Une ballade s’ensuit, histoire de calmer le jeu. Rollins a toujours l’art de traiter la mélodie comme Picasso faisait un portrait, en même temps de face, de profil et de trois-quarts. Un solo de basse tranquille de Bob Cranshaw vient nous relaxer. Puis c’est un dialogue entre Rollins et son percussionniste - entre deux percussionnistes, serait-on tenté de dire. Cela se passe à la fois en douceur et avec virilité.
- Sonny Rollins © M. Laborde/Vues sur Scènes
Rollins annonce « Falling in Love Is Wonderful » un morceau joué par Coltrane - avec Johnny Hartman, nous rappelle t-il. Un long, si long, trop long solo de trombone vient rompre le charme. Un solo de guitare très bluesy vient le raviver avant que Rollins n’enchaîne en survolant le morceau comme un aigle les Rocheuses.
Un entracte permet au public de reprendre ses esprits. Le plus souvent, un musicien en rappelle d’autres. Mais Sonny Rollins est d’une autre classe. Il ne renvoie qu’à lui-même. À son retour sur scène (il a changé de tenue), il entame une calypso ; non pas le célèbre « Saint Thomas » - juste un de ces airs dansants dont il a le secret. Il pourrait d’ailleurs donner tout un concert dans ce style, avec des musiciens antillais, par exemple le trio Biguine Reflections d’Alain Jean-Marie. Mais c’est un musicien de l’entre-deux, entre Amérique du Nord et Caraïbes, entre hard bop et free jazz. Il ne choisit pas son camp car il refuse l’enfermement. Le patron démarre seul. Qui pourrait le suivre, d’ailleurs ? Il se remet à arpenter la scène. Le groupe assure sans faillir, Rollins surfe par-dessus. Puis on retrouve le calme avec une ballade. Dans la salle, les femmes se lovent contre leur homme. Ce standard est malheureusement gâché par de longs et insipides solos de basse et de trombone. Bob Cranshaw joue avec Rollins depuis 1962. Il est temps qu’il saute par-dessus bord. Nouvelle ballade gâchée par un long et inutile solo de trombone. Que fait Clifton Anderson dans ce groupe ? Il y figurait déjà en 1989…

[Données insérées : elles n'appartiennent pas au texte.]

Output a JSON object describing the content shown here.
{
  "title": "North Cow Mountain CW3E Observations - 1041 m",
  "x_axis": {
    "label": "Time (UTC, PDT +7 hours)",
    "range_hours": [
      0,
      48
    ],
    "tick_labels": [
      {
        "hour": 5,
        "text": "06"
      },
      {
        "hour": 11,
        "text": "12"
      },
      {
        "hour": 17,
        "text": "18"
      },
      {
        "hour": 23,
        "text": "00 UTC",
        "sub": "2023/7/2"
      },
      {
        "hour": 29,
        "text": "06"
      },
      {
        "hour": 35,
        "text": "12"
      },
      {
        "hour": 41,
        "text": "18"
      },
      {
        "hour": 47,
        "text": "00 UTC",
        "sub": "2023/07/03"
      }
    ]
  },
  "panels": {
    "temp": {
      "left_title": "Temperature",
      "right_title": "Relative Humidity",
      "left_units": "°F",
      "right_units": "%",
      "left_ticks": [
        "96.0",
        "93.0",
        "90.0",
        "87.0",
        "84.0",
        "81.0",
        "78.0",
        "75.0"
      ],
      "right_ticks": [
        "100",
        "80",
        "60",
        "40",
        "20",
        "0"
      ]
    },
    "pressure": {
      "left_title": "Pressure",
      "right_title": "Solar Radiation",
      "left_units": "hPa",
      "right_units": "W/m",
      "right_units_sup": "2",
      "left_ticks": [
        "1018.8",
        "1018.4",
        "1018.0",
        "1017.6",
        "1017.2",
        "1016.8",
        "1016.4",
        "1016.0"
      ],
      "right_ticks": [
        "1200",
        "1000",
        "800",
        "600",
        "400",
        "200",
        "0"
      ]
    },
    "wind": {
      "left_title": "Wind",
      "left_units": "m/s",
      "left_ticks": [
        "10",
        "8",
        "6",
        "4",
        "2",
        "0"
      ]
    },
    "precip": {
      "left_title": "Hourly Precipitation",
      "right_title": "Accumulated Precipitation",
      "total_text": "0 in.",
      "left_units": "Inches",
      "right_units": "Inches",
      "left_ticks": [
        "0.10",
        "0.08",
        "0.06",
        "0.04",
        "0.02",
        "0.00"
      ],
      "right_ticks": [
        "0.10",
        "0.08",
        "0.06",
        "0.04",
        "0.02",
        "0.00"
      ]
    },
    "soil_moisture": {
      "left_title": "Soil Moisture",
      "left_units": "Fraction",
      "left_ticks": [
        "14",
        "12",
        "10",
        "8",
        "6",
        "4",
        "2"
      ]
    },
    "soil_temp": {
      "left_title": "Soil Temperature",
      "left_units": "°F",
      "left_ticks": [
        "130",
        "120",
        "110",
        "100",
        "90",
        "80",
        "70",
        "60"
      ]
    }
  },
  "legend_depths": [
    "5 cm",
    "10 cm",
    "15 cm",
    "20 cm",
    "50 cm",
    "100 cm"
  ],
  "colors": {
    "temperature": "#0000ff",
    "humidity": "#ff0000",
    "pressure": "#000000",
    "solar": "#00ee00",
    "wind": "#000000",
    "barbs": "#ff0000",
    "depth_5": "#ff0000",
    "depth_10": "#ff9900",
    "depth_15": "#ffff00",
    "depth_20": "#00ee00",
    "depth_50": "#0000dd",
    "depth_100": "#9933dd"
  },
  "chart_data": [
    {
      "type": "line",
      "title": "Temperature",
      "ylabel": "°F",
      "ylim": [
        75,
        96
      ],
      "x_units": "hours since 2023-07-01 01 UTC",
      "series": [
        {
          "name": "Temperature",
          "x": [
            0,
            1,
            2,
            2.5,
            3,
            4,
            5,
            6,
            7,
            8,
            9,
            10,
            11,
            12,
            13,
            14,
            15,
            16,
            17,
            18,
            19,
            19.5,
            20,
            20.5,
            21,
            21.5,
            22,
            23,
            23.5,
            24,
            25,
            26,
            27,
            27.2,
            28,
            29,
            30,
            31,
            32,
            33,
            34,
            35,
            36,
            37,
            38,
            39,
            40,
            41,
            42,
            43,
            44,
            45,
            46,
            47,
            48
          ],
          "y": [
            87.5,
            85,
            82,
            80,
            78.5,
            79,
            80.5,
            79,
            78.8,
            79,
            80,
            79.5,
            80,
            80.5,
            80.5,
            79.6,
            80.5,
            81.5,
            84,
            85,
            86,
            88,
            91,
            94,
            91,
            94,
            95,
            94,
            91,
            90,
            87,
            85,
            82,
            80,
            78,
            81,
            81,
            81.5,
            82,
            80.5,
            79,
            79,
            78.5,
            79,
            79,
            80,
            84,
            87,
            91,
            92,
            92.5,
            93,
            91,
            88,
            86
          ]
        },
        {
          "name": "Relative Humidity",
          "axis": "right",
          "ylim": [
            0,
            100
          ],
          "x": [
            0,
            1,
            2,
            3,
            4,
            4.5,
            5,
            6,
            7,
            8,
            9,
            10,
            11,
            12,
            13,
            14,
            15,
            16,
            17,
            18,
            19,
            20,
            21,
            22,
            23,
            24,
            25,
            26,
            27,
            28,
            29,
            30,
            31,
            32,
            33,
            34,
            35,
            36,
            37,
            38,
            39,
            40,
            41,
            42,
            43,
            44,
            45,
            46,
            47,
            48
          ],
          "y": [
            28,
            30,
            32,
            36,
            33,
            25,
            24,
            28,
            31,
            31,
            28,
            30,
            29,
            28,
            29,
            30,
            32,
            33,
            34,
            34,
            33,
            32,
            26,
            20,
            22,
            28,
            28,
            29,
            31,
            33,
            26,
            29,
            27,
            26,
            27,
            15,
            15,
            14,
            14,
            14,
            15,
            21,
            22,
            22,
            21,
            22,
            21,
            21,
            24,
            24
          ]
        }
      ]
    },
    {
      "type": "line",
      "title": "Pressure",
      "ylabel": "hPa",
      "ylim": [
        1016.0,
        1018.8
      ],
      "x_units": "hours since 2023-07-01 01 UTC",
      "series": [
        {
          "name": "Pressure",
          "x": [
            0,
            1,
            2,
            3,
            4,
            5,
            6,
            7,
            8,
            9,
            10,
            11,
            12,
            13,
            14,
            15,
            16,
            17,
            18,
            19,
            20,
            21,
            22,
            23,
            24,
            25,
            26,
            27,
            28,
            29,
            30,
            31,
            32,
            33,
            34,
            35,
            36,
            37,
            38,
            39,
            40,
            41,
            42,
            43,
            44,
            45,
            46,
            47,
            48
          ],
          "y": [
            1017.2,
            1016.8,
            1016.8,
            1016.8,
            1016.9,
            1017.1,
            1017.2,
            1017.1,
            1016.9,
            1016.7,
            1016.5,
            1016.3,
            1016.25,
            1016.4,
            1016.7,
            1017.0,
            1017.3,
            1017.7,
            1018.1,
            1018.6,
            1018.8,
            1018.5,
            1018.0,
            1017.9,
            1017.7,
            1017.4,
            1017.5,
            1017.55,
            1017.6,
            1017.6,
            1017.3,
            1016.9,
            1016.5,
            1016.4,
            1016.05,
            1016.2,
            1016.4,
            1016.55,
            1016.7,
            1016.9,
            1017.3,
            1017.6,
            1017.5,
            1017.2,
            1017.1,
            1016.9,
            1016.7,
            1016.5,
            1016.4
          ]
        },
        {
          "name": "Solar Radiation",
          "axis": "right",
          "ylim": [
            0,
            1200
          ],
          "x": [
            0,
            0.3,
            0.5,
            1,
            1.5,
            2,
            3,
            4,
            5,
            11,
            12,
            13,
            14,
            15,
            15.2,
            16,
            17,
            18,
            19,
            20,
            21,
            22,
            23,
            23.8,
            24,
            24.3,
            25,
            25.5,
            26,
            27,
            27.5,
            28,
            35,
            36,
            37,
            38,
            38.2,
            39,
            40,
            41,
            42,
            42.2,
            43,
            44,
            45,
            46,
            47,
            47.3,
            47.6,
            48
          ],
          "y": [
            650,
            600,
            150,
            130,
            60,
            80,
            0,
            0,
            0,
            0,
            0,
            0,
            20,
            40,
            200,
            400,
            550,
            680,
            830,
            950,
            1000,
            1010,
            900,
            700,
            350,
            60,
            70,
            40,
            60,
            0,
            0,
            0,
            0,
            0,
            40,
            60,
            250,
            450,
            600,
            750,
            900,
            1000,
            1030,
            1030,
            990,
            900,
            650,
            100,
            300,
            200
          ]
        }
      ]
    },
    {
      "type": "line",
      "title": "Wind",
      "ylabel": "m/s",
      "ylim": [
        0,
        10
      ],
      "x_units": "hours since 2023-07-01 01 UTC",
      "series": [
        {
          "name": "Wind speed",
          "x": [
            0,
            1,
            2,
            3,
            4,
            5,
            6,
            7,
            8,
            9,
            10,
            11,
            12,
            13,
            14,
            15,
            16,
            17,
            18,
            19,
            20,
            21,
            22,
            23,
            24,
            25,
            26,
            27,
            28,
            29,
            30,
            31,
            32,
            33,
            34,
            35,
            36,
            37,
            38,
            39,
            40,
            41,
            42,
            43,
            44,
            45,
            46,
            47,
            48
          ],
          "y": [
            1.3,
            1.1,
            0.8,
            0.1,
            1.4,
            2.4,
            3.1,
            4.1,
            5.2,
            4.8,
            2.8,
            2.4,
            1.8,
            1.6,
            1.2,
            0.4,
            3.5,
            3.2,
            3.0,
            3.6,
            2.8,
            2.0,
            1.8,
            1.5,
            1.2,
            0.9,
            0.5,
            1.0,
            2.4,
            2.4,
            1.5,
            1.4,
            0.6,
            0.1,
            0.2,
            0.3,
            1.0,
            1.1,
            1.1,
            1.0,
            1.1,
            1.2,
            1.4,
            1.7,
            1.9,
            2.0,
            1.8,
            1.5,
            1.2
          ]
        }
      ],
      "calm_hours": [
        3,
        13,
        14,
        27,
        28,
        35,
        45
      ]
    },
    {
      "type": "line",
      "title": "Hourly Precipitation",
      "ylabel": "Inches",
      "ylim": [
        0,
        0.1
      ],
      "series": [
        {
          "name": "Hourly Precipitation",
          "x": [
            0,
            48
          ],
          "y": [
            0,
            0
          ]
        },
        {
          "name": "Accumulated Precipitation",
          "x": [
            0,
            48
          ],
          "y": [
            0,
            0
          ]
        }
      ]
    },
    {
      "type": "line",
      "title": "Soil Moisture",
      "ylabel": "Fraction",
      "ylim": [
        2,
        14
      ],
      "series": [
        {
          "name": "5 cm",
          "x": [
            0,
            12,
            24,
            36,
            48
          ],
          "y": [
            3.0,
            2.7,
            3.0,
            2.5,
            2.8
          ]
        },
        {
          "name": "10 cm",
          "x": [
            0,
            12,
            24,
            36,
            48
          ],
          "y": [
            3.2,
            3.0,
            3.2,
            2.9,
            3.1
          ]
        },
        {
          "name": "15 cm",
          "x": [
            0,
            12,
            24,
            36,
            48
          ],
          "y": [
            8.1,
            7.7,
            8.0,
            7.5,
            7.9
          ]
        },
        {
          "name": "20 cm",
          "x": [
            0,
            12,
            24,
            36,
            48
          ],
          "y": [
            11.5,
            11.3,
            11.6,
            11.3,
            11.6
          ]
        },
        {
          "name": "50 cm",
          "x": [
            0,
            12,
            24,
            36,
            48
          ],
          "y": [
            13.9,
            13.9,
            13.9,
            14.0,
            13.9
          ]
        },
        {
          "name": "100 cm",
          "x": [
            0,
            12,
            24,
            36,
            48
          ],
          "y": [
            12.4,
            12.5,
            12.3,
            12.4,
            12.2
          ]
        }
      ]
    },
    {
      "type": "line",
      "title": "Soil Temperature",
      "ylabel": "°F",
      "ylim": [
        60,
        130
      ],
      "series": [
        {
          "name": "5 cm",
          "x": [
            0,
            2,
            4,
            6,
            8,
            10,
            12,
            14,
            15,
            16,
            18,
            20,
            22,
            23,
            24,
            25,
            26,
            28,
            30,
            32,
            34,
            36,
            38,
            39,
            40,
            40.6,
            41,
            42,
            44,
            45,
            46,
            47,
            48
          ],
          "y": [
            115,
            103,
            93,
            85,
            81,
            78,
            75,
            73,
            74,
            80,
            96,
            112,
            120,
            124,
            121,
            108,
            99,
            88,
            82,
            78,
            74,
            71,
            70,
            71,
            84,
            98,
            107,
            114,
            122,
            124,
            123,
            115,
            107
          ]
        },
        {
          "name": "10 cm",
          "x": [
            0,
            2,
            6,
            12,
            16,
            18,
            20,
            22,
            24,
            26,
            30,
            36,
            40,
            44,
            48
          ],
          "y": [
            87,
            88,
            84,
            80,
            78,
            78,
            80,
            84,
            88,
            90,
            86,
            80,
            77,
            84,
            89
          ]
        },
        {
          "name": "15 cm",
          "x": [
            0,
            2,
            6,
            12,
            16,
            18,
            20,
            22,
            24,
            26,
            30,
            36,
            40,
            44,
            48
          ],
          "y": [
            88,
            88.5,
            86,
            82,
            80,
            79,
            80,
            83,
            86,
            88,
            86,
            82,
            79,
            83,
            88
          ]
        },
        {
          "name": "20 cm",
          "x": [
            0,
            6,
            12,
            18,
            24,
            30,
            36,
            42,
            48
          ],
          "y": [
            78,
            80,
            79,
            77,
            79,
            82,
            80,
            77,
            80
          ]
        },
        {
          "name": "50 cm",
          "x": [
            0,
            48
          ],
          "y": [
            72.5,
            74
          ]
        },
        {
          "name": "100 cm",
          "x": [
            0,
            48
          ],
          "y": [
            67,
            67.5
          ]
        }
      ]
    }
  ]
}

- Sonny Rollins Group © M. Laborde/Vues sur Scènes
Après avoir souhaité longue vie à l’Olympia, Rollins entame « Don’t Stop the Carnival », une calypso traditionnelle qu’il a enregistrée pour la première fois sur « What’s new ? » en 1962. Bob Cranshaw était déjà à la contrebasse… Les prises d’appui, les relances de Rollins sont vraiment monstrueuses. Même Clifton Anderson muscle son jeu. Le niveau monte ! Rollins cite « La vie en rose » - clin d’oeil à Piaf et à l’Olympia. Après un solo orgiaque, il dialogue avec le percussionniste, puis le laisse faire un solo très fin, aux congas, joué du bout des doigts plus qu’avec les paumes. Rollins écoute, telle une Statue du Commandeur mais bienveillante. Le rythme monte progressivement en puissance. Pour le finale orgasmique, le public debout danse et bat la mesure. Standing ovation pour Rollins. Sonny Rollins ou la joie du don et du du jeu.